Open Education Resources have been explored from various angles. On one side, there are plenty of advantages for students. The main one is the cost reduction. Z-degrees attract the student population as the cost of degree completion decreases tremendously. On another side, the cost of OER production is high, if an institution decides to develop one. What does it take to develop an OER? Why faculty would want to get involved? What support can faculty get from an institution? Who are the stakeholders and what are the implications for developing a Z-Degree? This presentation will address the favorable and the unfavorable arguments from the faculty and institutional perspectives, as well as the publishers’ perspective to the developments.
Dr. Olena Zhadko is an avid educator with the passion for teaching with technology. Olena has worked at three academic centers devoted to advancing innovative teaching and learning. She finds that faculty seek opportunities for professional development to be capable of meeting our student needs in this fast-changing academic environment, and she is here to support them.
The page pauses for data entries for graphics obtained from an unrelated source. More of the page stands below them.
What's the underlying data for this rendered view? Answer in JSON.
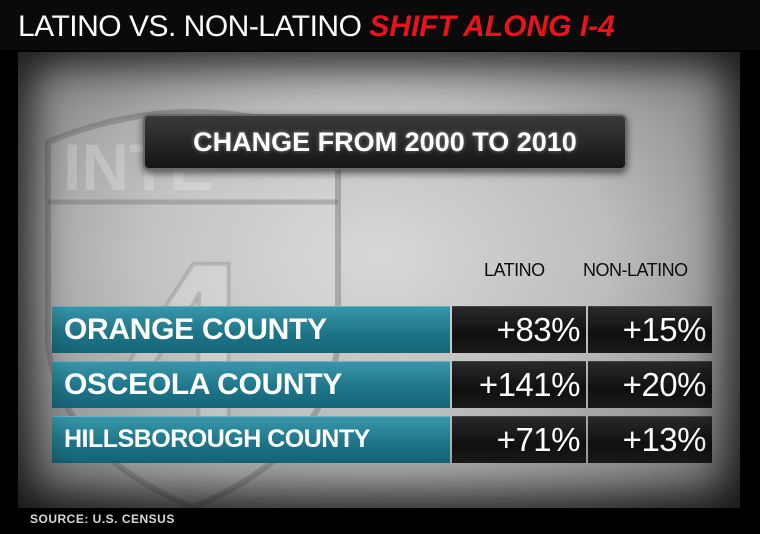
{
  "title": {
    "plain": "LATINO VS. NON-LATINO",
    "highlight": "SHIFT ALONG I-4"
  },
  "banner": "CHANGE FROM 2000 TO 2010",
  "columns": [
    "LATINO",
    "NON-LATINO"
  ],
  "rows": [
    {
      "county": "ORANGE COUNTY",
      "latino": "+83%",
      "non_latino": "+15%"
    },
    {
      "county": "OSCEOLA COUNTY",
      "latino": "+141%",
      "non_latino": "+20%"
    },
    {
      "county": "HILLSBOROUGH COUNTY",
      "latino": "+71%",
      "non_latino": "+13%"
    }
  ],
  "source": "SOURCE: U.S. CENSUS",
  "background_sign": {
    "text": "INTE",
    "number": "4"
  },
  "colors": {
    "highlight": "#e8141c",
    "row_teal": "#1f7689",
    "value_dark": "#101010"
  }
}
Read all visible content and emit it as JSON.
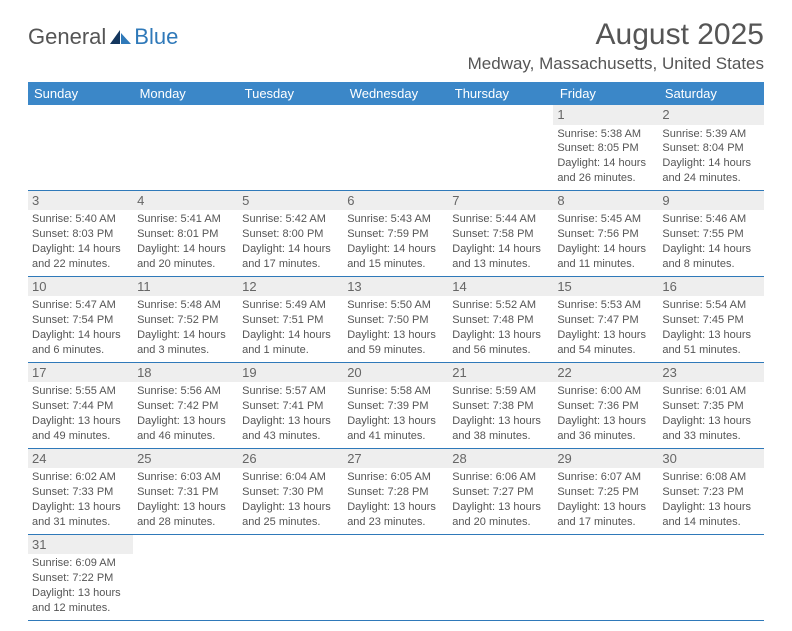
{
  "logo": {
    "part1": "General",
    "part2": "Blue"
  },
  "title": "August 2025",
  "location": "Medway, Massachusetts, United States",
  "colors": {
    "header_bg": "#3b87c8",
    "header_text": "#ffffff",
    "border": "#2f79b9",
    "daynum_bg": "#eeeeee",
    "text": "#555555"
  },
  "weekdays": [
    "Sunday",
    "Monday",
    "Tuesday",
    "Wednesday",
    "Thursday",
    "Friday",
    "Saturday"
  ],
  "weeks": [
    [
      null,
      null,
      null,
      null,
      null,
      {
        "n": "1",
        "sr": "Sunrise: 5:38 AM",
        "ss": "Sunset: 8:05 PM",
        "dl1": "Daylight: 14 hours",
        "dl2": "and 26 minutes."
      },
      {
        "n": "2",
        "sr": "Sunrise: 5:39 AM",
        "ss": "Sunset: 8:04 PM",
        "dl1": "Daylight: 14 hours",
        "dl2": "and 24 minutes."
      }
    ],
    [
      {
        "n": "3",
        "sr": "Sunrise: 5:40 AM",
        "ss": "Sunset: 8:03 PM",
        "dl1": "Daylight: 14 hours",
        "dl2": "and 22 minutes."
      },
      {
        "n": "4",
        "sr": "Sunrise: 5:41 AM",
        "ss": "Sunset: 8:01 PM",
        "dl1": "Daylight: 14 hours",
        "dl2": "and 20 minutes."
      },
      {
        "n": "5",
        "sr": "Sunrise: 5:42 AM",
        "ss": "Sunset: 8:00 PM",
        "dl1": "Daylight: 14 hours",
        "dl2": "and 17 minutes."
      },
      {
        "n": "6",
        "sr": "Sunrise: 5:43 AM",
        "ss": "Sunset: 7:59 PM",
        "dl1": "Daylight: 14 hours",
        "dl2": "and 15 minutes."
      },
      {
        "n": "7",
        "sr": "Sunrise: 5:44 AM",
        "ss": "Sunset: 7:58 PM",
        "dl1": "Daylight: 14 hours",
        "dl2": "and 13 minutes."
      },
      {
        "n": "8",
        "sr": "Sunrise: 5:45 AM",
        "ss": "Sunset: 7:56 PM",
        "dl1": "Daylight: 14 hours",
        "dl2": "and 11 minutes."
      },
      {
        "n": "9",
        "sr": "Sunrise: 5:46 AM",
        "ss": "Sunset: 7:55 PM",
        "dl1": "Daylight: 14 hours",
        "dl2": "and 8 minutes."
      }
    ],
    [
      {
        "n": "10",
        "sr": "Sunrise: 5:47 AM",
        "ss": "Sunset: 7:54 PM",
        "dl1": "Daylight: 14 hours",
        "dl2": "and 6 minutes."
      },
      {
        "n": "11",
        "sr": "Sunrise: 5:48 AM",
        "ss": "Sunset: 7:52 PM",
        "dl1": "Daylight: 14 hours",
        "dl2": "and 3 minutes."
      },
      {
        "n": "12",
        "sr": "Sunrise: 5:49 AM",
        "ss": "Sunset: 7:51 PM",
        "dl1": "Daylight: 14 hours",
        "dl2": "and 1 minute."
      },
      {
        "n": "13",
        "sr": "Sunrise: 5:50 AM",
        "ss": "Sunset: 7:50 PM",
        "dl1": "Daylight: 13 hours",
        "dl2": "and 59 minutes."
      },
      {
        "n": "14",
        "sr": "Sunrise: 5:52 AM",
        "ss": "Sunset: 7:48 PM",
        "dl1": "Daylight: 13 hours",
        "dl2": "and 56 minutes."
      },
      {
        "n": "15",
        "sr": "Sunrise: 5:53 AM",
        "ss": "Sunset: 7:47 PM",
        "dl1": "Daylight: 13 hours",
        "dl2": "and 54 minutes."
      },
      {
        "n": "16",
        "sr": "Sunrise: 5:54 AM",
        "ss": "Sunset: 7:45 PM",
        "dl1": "Daylight: 13 hours",
        "dl2": "and 51 minutes."
      }
    ],
    [
      {
        "n": "17",
        "sr": "Sunrise: 5:55 AM",
        "ss": "Sunset: 7:44 PM",
        "dl1": "Daylight: 13 hours",
        "dl2": "and 49 minutes."
      },
      {
        "n": "18",
        "sr": "Sunrise: 5:56 AM",
        "ss": "Sunset: 7:42 PM",
        "dl1": "Daylight: 13 hours",
        "dl2": "and 46 minutes."
      },
      {
        "n": "19",
        "sr": "Sunrise: 5:57 AM",
        "ss": "Sunset: 7:41 PM",
        "dl1": "Daylight: 13 hours",
        "dl2": "and 43 minutes."
      },
      {
        "n": "20",
        "sr": "Sunrise: 5:58 AM",
        "ss": "Sunset: 7:39 PM",
        "dl1": "Daylight: 13 hours",
        "dl2": "and 41 minutes."
      },
      {
        "n": "21",
        "sr": "Sunrise: 5:59 AM",
        "ss": "Sunset: 7:38 PM",
        "dl1": "Daylight: 13 hours",
        "dl2": "and 38 minutes."
      },
      {
        "n": "22",
        "sr": "Sunrise: 6:00 AM",
        "ss": "Sunset: 7:36 PM",
        "dl1": "Daylight: 13 hours",
        "dl2": "and 36 minutes."
      },
      {
        "n": "23",
        "sr": "Sunrise: 6:01 AM",
        "ss": "Sunset: 7:35 PM",
        "dl1": "Daylight: 13 hours",
        "dl2": "and 33 minutes."
      }
    ],
    [
      {
        "n": "24",
        "sr": "Sunrise: 6:02 AM",
        "ss": "Sunset: 7:33 PM",
        "dl1": "Daylight: 13 hours",
        "dl2": "and 31 minutes."
      },
      {
        "n": "25",
        "sr": "Sunrise: 6:03 AM",
        "ss": "Sunset: 7:31 PM",
        "dl1": "Daylight: 13 hours",
        "dl2": "and 28 minutes."
      },
      {
        "n": "26",
        "sr": "Sunrise: 6:04 AM",
        "ss": "Sunset: 7:30 PM",
        "dl1": "Daylight: 13 hours",
        "dl2": "and 25 minutes."
      },
      {
        "n": "27",
        "sr": "Sunrise: 6:05 AM",
        "ss": "Sunset: 7:28 PM",
        "dl1": "Daylight: 13 hours",
        "dl2": "and 23 minutes."
      },
      {
        "n": "28",
        "sr": "Sunrise: 6:06 AM",
        "ss": "Sunset: 7:27 PM",
        "dl1": "Daylight: 13 hours",
        "dl2": "and 20 minutes."
      },
      {
        "n": "29",
        "sr": "Sunrise: 6:07 AM",
        "ss": "Sunset: 7:25 PM",
        "dl1": "Daylight: 13 hours",
        "dl2": "and 17 minutes."
      },
      {
        "n": "30",
        "sr": "Sunrise: 6:08 AM",
        "ss": "Sunset: 7:23 PM",
        "dl1": "Daylight: 13 hours",
        "dl2": "and 14 minutes."
      }
    ],
    [
      {
        "n": "31",
        "sr": "Sunrise: 6:09 AM",
        "ss": "Sunset: 7:22 PM",
        "dl1": "Daylight: 13 hours",
        "dl2": "and 12 minutes."
      },
      null,
      null,
      null,
      null,
      null,
      null
    ]
  ]
}
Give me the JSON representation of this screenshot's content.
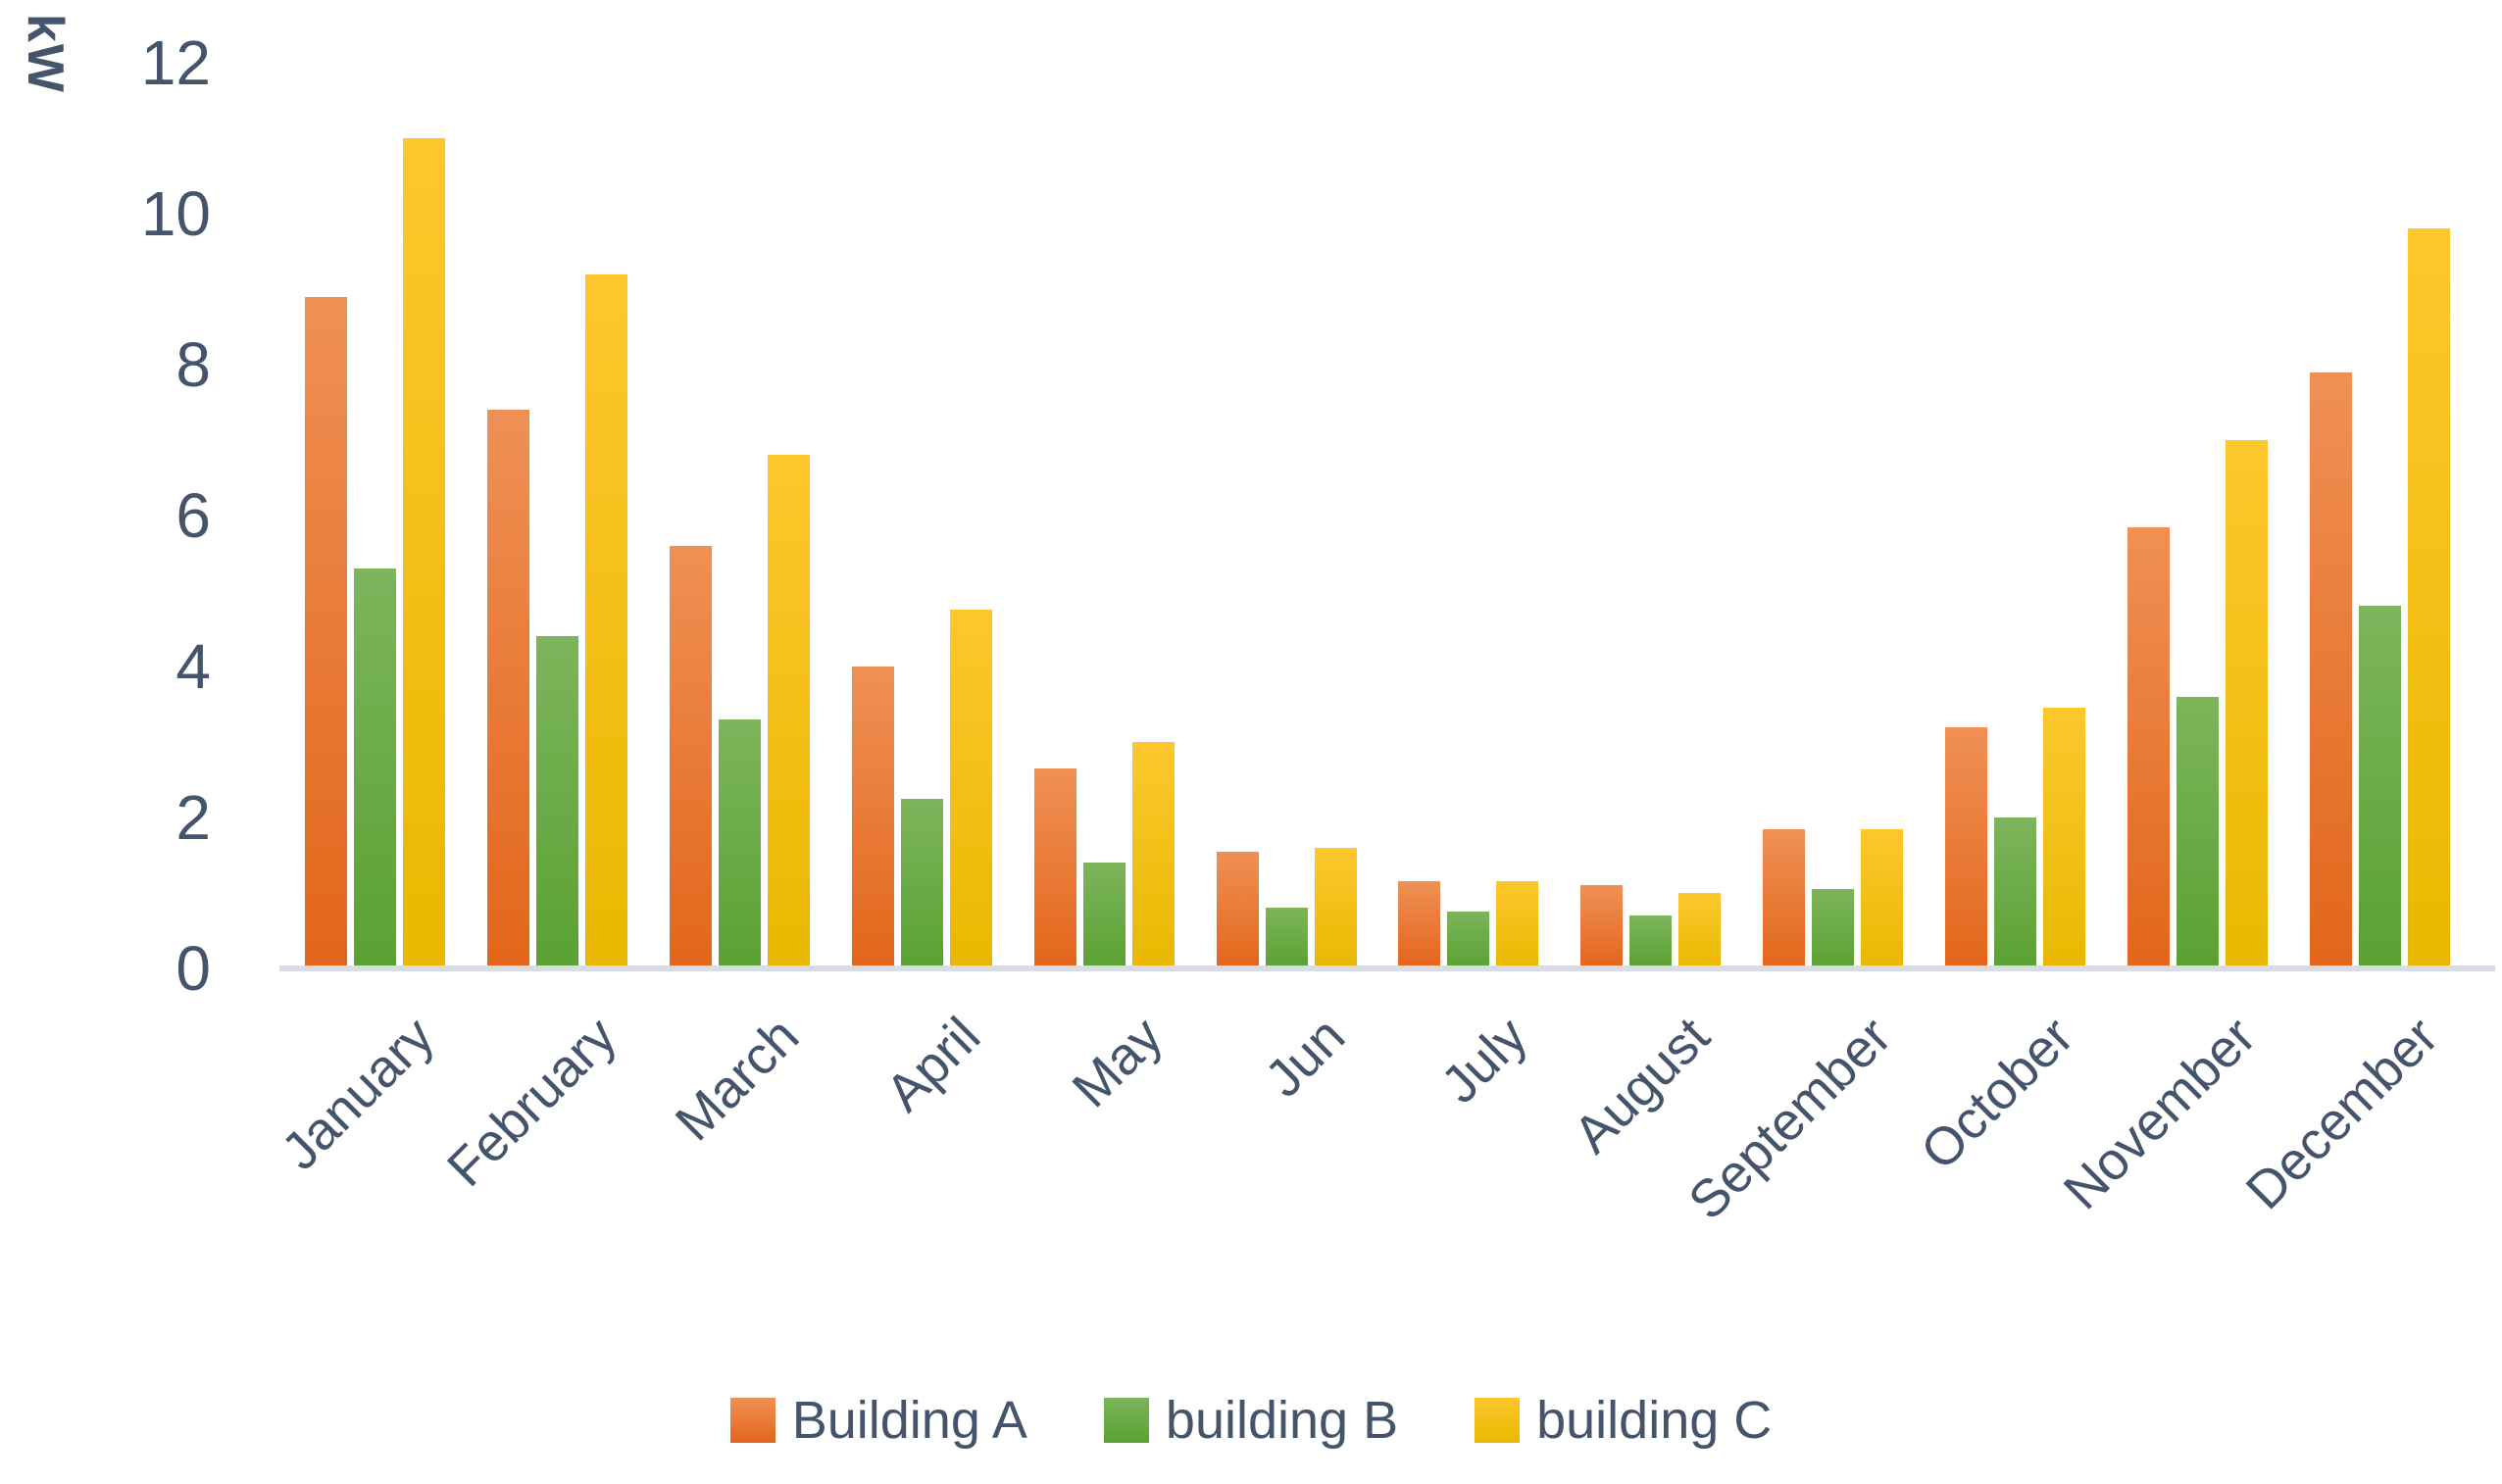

Olena is also the Lehman College, CUNY, Director of Online Education.
For the past several years, Olena’s work has focused on avant-garde approaches in faculty development, and meeting faculty where they are, both literally and metaphorically.
Melanie Shaw has spent the past decade teaching and serving as an administrator in online higher education settings. She is a professor in the School of Education at Northcentral University, where she works with students in the dissertation phase of their program. She also serves as an adjunct faculty at several institutions and facilitates webinars for the Online Learning Consortium. In addition to her teaching roles, she trains faculty to develop and deliver courses online, conducts research on topics related to nontraditional education, and is involved in strategic leadership relative to the vision for online education. Melanie’s primary research interests include online teaching and learning, organizational leadership, and distance learning instructional practices. She is the author of several books, articles, and chapters including: An Evaluation of Student Outcomes by Course Duration in Online Higher Education; Establishing an Online Professional Development Community to Promote Faculty Engagement and Excellence; Distance Learning Courses: A Survey of Activities and Assignments; and Online Course Activities: A Survey of Assignment and Assessment Types. She is the winner of the Wagner Award for Outstanding Instructional Support and the Online Learning Consortium’s Effective Practice Award. Melanie received a Ph.D. in Education with a specialization in Curriculum and Teaching from Northcentral University, a master’s degree in Education Administration from Grand Canyon University, and a second master’s degree in School Counseling from the University of West Alabama. She received her bachelor’s degree in Liberal Studies and Music from Excelsior College. She holds teaching certificates in online teaching, elementary education, and guidance counseling. She lives in New York City with her husband Paul, who is a jazz musician. Melanie has two adult children who live in Atlanta.